Profanar tumbas no es memoria

Lo que ha ocurrido en la basílica de la Macarena no es ni más ni menos que eso: una profanación

Hace más de 70 años que Queipo de Llano falleció y, si cometió crímenes durante la Guerra Civil –como por otra parte hicieron muchos en los dos bandos contendientes pero más en el republicano– estos quedaron superados con la Ley de Amnistía de 1977. En cualquier caso, en ningún país democrático se persigue a nadie por sus delitos más allá de la muerte.

De hecho, si en algo coinciden todas las sociedades civilizadas desde el inicio de la historia es en el respeto a los muertos y a su descanso eterno; sólo en los periodos de absoluta convulsión y barbarie se ha ordenado desde el poder profanar tumbas.

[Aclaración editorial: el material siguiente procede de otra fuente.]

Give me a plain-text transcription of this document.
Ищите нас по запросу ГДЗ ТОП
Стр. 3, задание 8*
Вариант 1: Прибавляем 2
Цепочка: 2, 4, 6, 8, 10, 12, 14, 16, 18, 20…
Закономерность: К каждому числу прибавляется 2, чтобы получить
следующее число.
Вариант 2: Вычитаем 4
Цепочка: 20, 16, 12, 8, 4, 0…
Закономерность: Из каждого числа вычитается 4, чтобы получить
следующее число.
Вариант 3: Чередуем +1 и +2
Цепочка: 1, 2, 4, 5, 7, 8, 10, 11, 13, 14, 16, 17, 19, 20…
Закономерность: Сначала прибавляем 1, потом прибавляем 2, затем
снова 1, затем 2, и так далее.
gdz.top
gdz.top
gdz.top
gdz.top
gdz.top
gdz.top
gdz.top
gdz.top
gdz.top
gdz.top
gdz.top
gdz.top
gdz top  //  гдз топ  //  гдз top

Porque lo que ha ocurrido en la basílica de la Macarena no es ni más ni menos que eso: una profanación, la destrucción del espacio sagrado en el que se habían depositado los restos de varios seres humanos. Un acto de venganza lamentable que, por mucho que se empeñen en lo contrario, ni puede traer paz alguna a las víctimas de algo que sucedió hace más de ochenta años, ni hace esta sociedad más democrática o mejor, porque la revancha nunca ha sido un bien social.

Una ley que exige desenterrar muertos de hace siete décadas no es de memoria, una ley que pretende borrar el pasado que no les gusta a sus promotores no es democrática, estamos de nuevo ante el intento totalitario de imponer un relato falso y dividir la sociedad, llevado a cabo por un Gobierno compuesto y sustentado por partidos que o bien nunca han creído en la democracia o bien ya han dejado de creer en ella.

Sin embargo, en esta cuestión no sólo cabe señalar al Gobierno y sus socios: especial reproche merece también el lamentable papel que está jugando una Iglesia Católica que, en lugar de enfrentarse al ataque que sufren los que fueron sus fieles y las familias que lo siguen siendo, parece deseosa de sumarse a las turbas profanatorias.

Pocos ejemplos mejores de ello, precisamente, que lo ocurrido este jueves en Sevilla: cuando el 18 de julio de 1936 la parroquia de San Gil Abad y la capilla de la Hermandad de la Macarena fueron incendiadas por milicianos republicanos, la propia imagen de la Virgen se salvó poco menos que de milagro. Por si esto no fuese suficiente, años después uno de los personajes claves en la construcción del actual templo fue Queipo de Llano, para quien los responsables de la Hermandad no han tenido ahora ya no la valentía de defender su descanso eterno, es que ni tan siquiera les ha merecido un mínimo gesto de empatía o respeto.

No es una novedad, pero es verdad que en pocas ocasiones será tan evidente la abyección de una Iglesia que parece haber perdido cualquier rastro de memoria y, sobre todo, de respeto por sí misma y por aquellos que hicieron y ganaron una guerra entre otras razones —pero esta fue una de las más importantes si no la principal– por defender a un clero y unos fieles católicos que estaban siendo exterminados.

Y nadie, ni en la Hermandad de la Macarena, ni en la Conferencia Episcopal, ni mucho menos en Roma, se acuerda de los muchos que se jugaron y perdieron la vida por esa Iglesia que ahora no es capaz ni de poner en riesgo el dinero que servilmente le piden al Estado.